In court, she praised her father as a man who loved his wife, children and grandchildren and said each grandchild was certain they were his favorite. He built snowmobile and sleigh ride trails and zip lines for them to play on.
"If something broke, he could fix it. If we could dream it, he could build it," she said. "It is impossible to replace a man like my father."
Prosecutor Vincent Meister said Anderson was known for treating the inmates with "dignity and respect" and his death was "anything but an accident." He called Allgier a selfish person who thought only of himself.
"He decided what he wanted was more important," Meister said of Allgier's actions.
Defense attorney Dusty Kawai reiterated multiple times that Allgier had a good case that his client believed he could have presented and won at trial.
"He chose to waive those rights to go to trial only out of respect to the Anderson family," Kawai said. "This is about a mistake Mr. Allgier made that led to the death of a very good man."
He, too, disputed that Allgier attempted to harm anyone else, including police officers involved in the chase and those at the Arby's.
But Salt Lake County District Attorney Sim Gill said the evidence presented at a preliminary hearing supported all the charges.
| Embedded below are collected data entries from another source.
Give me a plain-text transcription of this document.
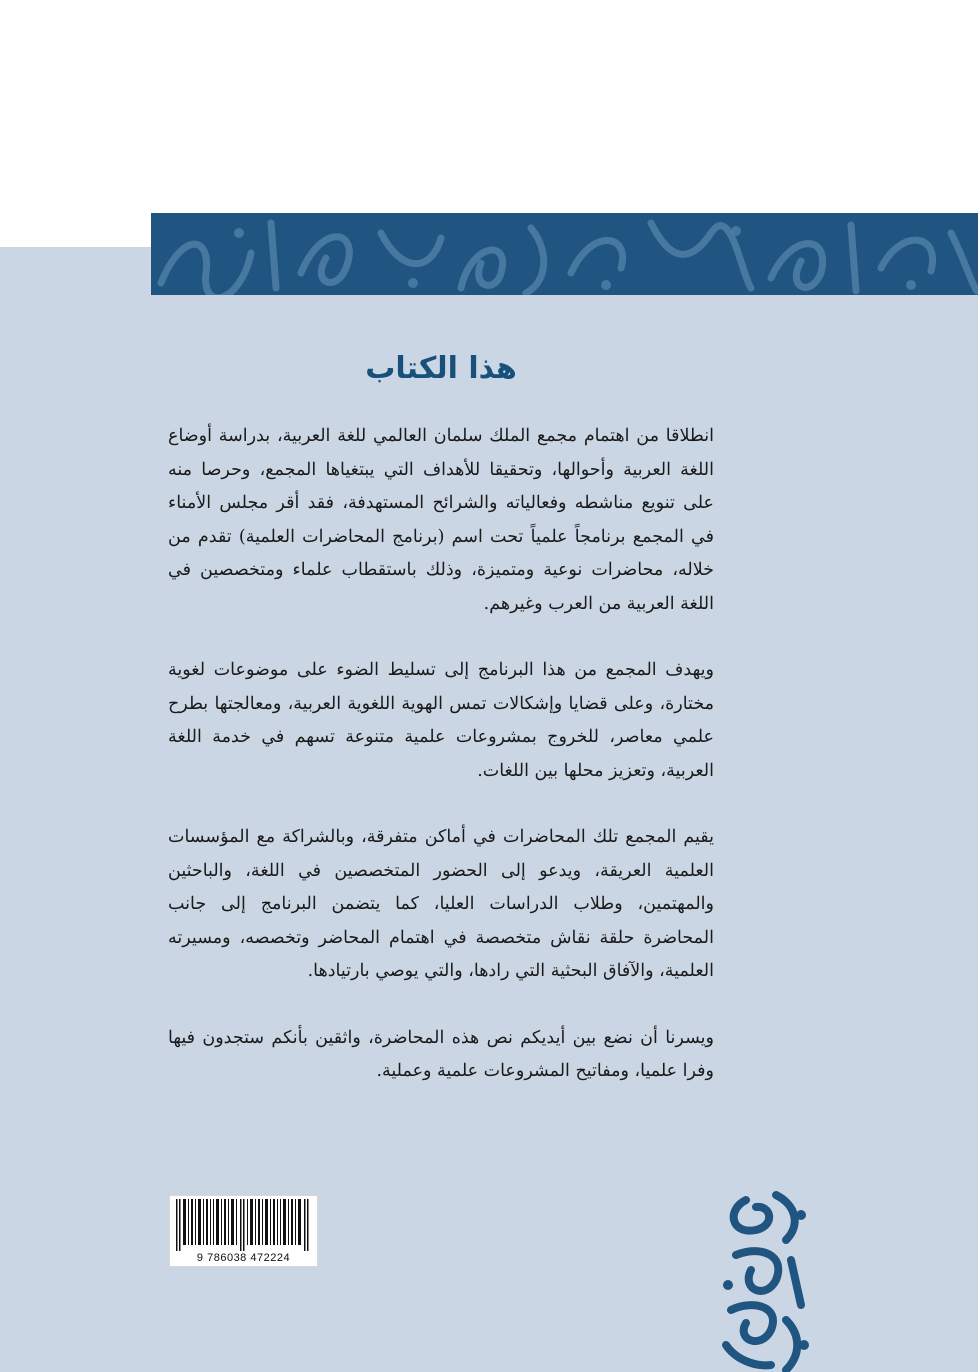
هذا الكتاب

انطلاقا من اهتمام مجمع الملك سلمان العالمي للغة العربية، بدراسة أوضاع اللغة العربية وأحوالها، وتحقيقا للأهداف التي يبتغياها المجمع، وحرصا منه على تنويع مناشطه وفعالياته والشرائح المستهدفة، فقد أقر مجلس الأمناء في المجمع برنامجاً علمياً تحت اسم (برنامج المحاضرات العلمية) تقدم من خلاله، محاضرات نوعية ومتميزة، وذلك باستقطاب علماء ومتخصصين في اللغة العربية من العرب وغيرهم.

ويهدف المجمع من هذا البرنامج إلى تسليط الضوء على موضوعات لغوية مختارة، وعلى قضايا وإشكالات تمس الهوية اللغوية العربية، ومعالجتها بطرح علمي معاصر، للخروج بمشروعات علمية متنوعة تسهم في خدمة اللغة العربية، وتعزيز محلها بين اللغات.

يقيم المجمع تلك المحاضرات في أماكن متفرقة، وبالشراكة مع المؤسسات العلمية العريقة، ويدعو إلى الحضور المتخصصين في اللغة، والباحثين والمهتمين، وطلاب الدراسات العليا، كما يتضمن البرنامج إلى جانب المحاضرة حلقة نقاش متخصصة في اهتمام المحاضر وتخصصه، ومسيرته العلمية، والآفاق البحثية التي رادها، والتي يوصي بارتيادها.

ويسرنا أن نضع بين أيديكم نص هذه المحاضرة، واثقين بأنكم ستجدون فيها وفرا علميا، ومفاتيح المشروعات علمية وعملية.

9 786038 472224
He said prosecutors would not have moved forward with the case if they had not believed they could win.
"This was not an accident," Gill said. "It was a crime and it was plead out as a crime and sentenced as a crime."
He agreed with the judge that many of Allgier's comments were insulting, but most urgently, he offered praise to Anderson's family.
"This family is an incredible family and they are close, they are supportive of each other," Gill said. "They are not vindictive. They have sought out closure and a measure of justice."
In addition to life without parole, Maughan ordered Allgier to serve five additional terms of six years to life in prison for aggravated escape, aggravated robbery and three counts of attempted murder; one five-years-to-life sentence for disarming a peace officer; and a one-to15-year term for possession of a firearm by a restricted person — all to be served consecutively. Essentially, it was a life prison sentence plus a minimum of 36 additional years.
Shawn Anderson said he felt Allgier was trying to be sincere in his apology. He, too, said he harbors no negative feelings.
"I feel very comforted having this be over," he said.